这一双红唇吻起来香甜柔软,在谈判桌上在法庭上也伶俐狡黠,怎么就讲不出一句他想听的话。
沈宥擡起尹昭的下巴,指尖用力到甲盖发白,她是会痛,可他也在痛,痛到要咬着牙才能讲出话来:“你在说谎。尹昭,你敢说你看到这张脸时,心里没有一分一秒想起那个人?”
“我没有。”尹昭不闪不躲,笔直望向这张脸,声音决绝到无情:“沈侑之,我从来没有把你当作他。我分得很清楚。”

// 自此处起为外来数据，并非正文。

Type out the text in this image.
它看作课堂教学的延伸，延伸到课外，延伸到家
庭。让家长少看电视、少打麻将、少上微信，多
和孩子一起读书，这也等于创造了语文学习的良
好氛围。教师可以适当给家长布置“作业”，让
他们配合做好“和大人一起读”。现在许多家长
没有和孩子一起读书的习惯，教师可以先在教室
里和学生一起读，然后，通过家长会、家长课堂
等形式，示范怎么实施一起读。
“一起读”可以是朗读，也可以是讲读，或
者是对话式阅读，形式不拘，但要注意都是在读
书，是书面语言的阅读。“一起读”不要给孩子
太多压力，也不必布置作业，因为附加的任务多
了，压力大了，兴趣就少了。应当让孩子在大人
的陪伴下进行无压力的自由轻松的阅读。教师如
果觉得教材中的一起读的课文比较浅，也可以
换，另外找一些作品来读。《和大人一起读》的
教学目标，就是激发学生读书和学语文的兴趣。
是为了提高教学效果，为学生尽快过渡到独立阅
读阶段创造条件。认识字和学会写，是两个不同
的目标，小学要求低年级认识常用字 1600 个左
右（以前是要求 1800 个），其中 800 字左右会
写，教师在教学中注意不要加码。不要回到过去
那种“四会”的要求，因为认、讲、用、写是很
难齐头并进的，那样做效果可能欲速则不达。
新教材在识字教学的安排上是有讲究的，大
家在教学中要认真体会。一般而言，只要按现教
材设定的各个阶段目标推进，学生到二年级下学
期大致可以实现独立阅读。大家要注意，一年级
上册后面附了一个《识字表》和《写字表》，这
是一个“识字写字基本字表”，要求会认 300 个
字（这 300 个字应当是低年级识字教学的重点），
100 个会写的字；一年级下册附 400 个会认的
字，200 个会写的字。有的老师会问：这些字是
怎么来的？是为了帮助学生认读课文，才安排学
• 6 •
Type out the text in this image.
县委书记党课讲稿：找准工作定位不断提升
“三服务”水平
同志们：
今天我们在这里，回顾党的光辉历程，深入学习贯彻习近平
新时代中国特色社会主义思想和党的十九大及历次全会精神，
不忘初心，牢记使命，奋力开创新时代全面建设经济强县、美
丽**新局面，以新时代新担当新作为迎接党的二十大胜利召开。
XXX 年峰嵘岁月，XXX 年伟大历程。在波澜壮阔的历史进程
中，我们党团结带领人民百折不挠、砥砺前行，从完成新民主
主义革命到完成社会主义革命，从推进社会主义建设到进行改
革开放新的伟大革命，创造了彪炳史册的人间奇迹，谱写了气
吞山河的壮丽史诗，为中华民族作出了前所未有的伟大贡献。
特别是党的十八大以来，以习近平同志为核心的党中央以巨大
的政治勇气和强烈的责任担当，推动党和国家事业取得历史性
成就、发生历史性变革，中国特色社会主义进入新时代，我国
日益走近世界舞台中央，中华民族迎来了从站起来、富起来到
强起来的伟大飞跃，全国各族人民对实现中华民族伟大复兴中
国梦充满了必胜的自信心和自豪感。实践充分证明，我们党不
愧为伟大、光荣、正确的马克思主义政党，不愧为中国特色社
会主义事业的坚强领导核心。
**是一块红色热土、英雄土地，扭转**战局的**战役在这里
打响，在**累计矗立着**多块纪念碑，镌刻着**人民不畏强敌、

“噢?那你读读这段?”沈宥松开她,拾起桌上日记,塞到她手上。
尹昭气笑了,真没想到还有这出。
一瞬间,羞辱感涌上心头。
妈的。让他烧好了,他敢把她的日记本烧了,她就敢把他这个别墅一起烧了,索性一起一了百了。
可这是周牧白的日记本,周家伯父伯母给她,不是让她去付之一炬的。
尹昭咬紧了牙,告诉自己这是被沈宥刻意挑拨起来的无用情绪,不必在意。
她垂眸扫了眼纸上字迹。
没什么见不得人的,在沈宥这个烂人面前,更不该是她退让。
尹昭不想坐着读,拍了拍长裙,站到远离茶几的地方,又清了清嗓子,像在那年哈巴乡教室里领读课文一般读了起来:
“牧白,今天忙死了。不过我遇见了一个人,他和你长得很像,鼻梁上也有小小的驼峰,但眉眼间距比你窄,看着就不好惹。好想知道24岁的你长什么样,会不会也变得不好惹。其实你脾气也挺大,从乔朗峰上下来,你和普布打架那次,我看见了的。”